Pelaksanaan Tiga Program Utama
New Policy mencakup tiga program utama yang akan dijalankan oleh IDI Jatim. Pertama, penguatan perlindungan hukum melalui pendampingan khusus bagi dokter yang menghadapi sengketa. Kedua, pencegahan perundungan di lingkungan kerja melalui pelatihan komunikasi dan etika profesi. Ketiga, penguatan advokasi kebijakan kesehatan yang akan menjamin peran aktif IDI dalam penentuan kebijakan nasional.
Dalam 100 hari pertama masa jabatan, kepengurusan baru akan mempercepat penerapan New Policy melalui pengukuhan komunikasi lintas wilayah dan cabang. Dr. Budi Himawan menekankan bahwa kolaborasi aktif antaranggota adalah kunci keberhasilan kebijakan ini. Ia juga mengungkapkan rencana untuk mengembangkan kemitraan dengan lembaga swadaya dan lembaga pendidikan tinggi.
Rekam Jejak dan Sinergi dengan Pemerintah Daerah
Sebelum menjabat sebagai ketua wilayah, dr. Budi Himawan telah memimpin IDI Cabang Lamongan selama dua periode. Pengalaman tersebut menjadi dasar untuk merancang New Policy yang lebih inklusif. Selain itu, IDI Jatim berkomitmen untuk bersinergi dengan pemerintah daerah, termasuk Kabupaten Bekasi, guna memastikan pemerataan tenaga medis dan peningkatan kualitas layanan kesehatan.
Peran pemerintah provinsi, seperti Kalimantan Barat, juga menjadi bagian penting dari New Policy. Dukungan dari lembaga pemerintah akan memperkuat upaya IDI dalam mewujudkan visi bersama untuk kesehatan yang lebih adil.
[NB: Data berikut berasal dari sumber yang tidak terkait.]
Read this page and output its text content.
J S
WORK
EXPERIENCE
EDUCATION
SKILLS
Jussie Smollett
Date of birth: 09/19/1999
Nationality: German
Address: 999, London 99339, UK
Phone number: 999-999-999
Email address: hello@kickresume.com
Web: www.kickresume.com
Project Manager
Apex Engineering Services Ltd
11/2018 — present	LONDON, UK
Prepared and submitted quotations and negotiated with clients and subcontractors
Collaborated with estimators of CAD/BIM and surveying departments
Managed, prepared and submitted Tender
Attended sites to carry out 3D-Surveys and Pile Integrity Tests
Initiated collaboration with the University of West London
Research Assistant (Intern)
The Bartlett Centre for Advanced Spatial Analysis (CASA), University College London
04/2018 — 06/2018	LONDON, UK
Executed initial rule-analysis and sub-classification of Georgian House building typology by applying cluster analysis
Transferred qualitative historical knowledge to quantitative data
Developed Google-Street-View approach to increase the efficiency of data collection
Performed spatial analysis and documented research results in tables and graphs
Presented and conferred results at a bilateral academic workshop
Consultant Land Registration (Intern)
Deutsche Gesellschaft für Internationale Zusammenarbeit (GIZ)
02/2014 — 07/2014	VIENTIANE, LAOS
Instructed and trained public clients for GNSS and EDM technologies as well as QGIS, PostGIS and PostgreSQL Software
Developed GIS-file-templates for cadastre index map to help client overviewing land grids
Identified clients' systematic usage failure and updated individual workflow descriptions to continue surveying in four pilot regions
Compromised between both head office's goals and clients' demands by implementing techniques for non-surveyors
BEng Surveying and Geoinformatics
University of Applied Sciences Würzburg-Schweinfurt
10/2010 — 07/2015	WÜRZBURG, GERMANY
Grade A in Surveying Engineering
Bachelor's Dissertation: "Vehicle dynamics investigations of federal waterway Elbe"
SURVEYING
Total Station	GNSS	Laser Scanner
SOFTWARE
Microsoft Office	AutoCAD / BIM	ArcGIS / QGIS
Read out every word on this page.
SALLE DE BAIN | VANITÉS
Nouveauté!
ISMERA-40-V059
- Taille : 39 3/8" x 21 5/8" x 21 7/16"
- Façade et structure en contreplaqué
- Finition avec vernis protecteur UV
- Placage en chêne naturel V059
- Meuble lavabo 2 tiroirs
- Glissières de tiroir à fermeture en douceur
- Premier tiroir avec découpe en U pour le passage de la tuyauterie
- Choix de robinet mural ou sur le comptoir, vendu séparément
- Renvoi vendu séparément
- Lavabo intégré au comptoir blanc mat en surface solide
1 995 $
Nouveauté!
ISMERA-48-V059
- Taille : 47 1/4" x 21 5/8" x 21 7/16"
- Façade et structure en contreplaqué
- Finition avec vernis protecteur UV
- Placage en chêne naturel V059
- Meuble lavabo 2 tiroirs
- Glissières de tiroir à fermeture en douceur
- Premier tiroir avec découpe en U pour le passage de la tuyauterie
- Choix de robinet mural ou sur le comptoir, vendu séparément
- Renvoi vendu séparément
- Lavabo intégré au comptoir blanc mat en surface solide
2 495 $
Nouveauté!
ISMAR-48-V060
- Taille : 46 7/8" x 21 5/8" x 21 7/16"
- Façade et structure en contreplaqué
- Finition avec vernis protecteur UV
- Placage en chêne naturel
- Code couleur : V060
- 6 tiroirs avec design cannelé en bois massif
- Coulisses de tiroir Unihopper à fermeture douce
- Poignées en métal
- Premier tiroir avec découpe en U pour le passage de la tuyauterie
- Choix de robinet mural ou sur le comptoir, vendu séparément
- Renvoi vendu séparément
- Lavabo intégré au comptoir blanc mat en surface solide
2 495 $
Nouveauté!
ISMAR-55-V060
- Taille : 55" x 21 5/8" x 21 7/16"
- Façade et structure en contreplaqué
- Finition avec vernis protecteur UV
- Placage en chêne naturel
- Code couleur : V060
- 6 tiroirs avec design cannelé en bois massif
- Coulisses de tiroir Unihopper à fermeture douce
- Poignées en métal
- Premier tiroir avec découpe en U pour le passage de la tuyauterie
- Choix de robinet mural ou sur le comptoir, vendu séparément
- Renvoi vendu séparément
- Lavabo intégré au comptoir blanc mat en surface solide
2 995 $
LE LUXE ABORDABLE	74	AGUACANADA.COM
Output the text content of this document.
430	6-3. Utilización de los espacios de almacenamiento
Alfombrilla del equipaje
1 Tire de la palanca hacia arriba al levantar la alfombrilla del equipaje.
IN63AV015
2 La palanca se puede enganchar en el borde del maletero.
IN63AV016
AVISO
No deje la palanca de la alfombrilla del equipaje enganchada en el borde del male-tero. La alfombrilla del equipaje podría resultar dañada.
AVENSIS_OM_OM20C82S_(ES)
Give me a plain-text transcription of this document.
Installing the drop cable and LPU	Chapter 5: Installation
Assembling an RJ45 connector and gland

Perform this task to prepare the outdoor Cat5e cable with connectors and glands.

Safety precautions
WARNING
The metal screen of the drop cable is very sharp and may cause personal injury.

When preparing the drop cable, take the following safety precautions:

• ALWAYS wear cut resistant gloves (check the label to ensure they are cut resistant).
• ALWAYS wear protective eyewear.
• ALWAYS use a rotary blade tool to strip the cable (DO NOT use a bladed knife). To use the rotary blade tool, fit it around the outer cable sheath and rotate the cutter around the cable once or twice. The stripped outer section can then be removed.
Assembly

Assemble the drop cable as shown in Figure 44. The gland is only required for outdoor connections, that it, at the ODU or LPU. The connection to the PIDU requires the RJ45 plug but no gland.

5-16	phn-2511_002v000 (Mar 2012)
Hal ini mencerminkan keharmonisan antara organisasi profesi dan pihak yang berwenang dalam menghadapi tantangan di sektor kesehatan.
Tantangan dan Harapan untuk Masa Depan
Dalam menyusun New Policy, IDI Jatim menghadapi berbagai tantangan, seperti keterbatasan anggaran dan kesenjangan akses informasi. Namun, dr. Budi Himawan yakin bahwa dengan komitmen yang kuat, program ini akan memberikan dampak nyata. Ia berharap bahwa New Policy bisa menjadi fondasi untuk memperkuat peran IDI sebagai mitra strategis dalam upaya kesehatan nasional.
Para anggota IDI Jatim kini antusias dengan New Policy yang diusung ketua baru. Mereka menilai bahwa langkah-langkah ini memberikan harapan baru untuk menjaga profesionalisme dan kesejahteraan dokter. Dengan kebijakan yang lebih jelas dan solid, IDI Jatim diharapkan mampu menjadi pelaku utama dalam transformasi kesehatan di Jawa Timur.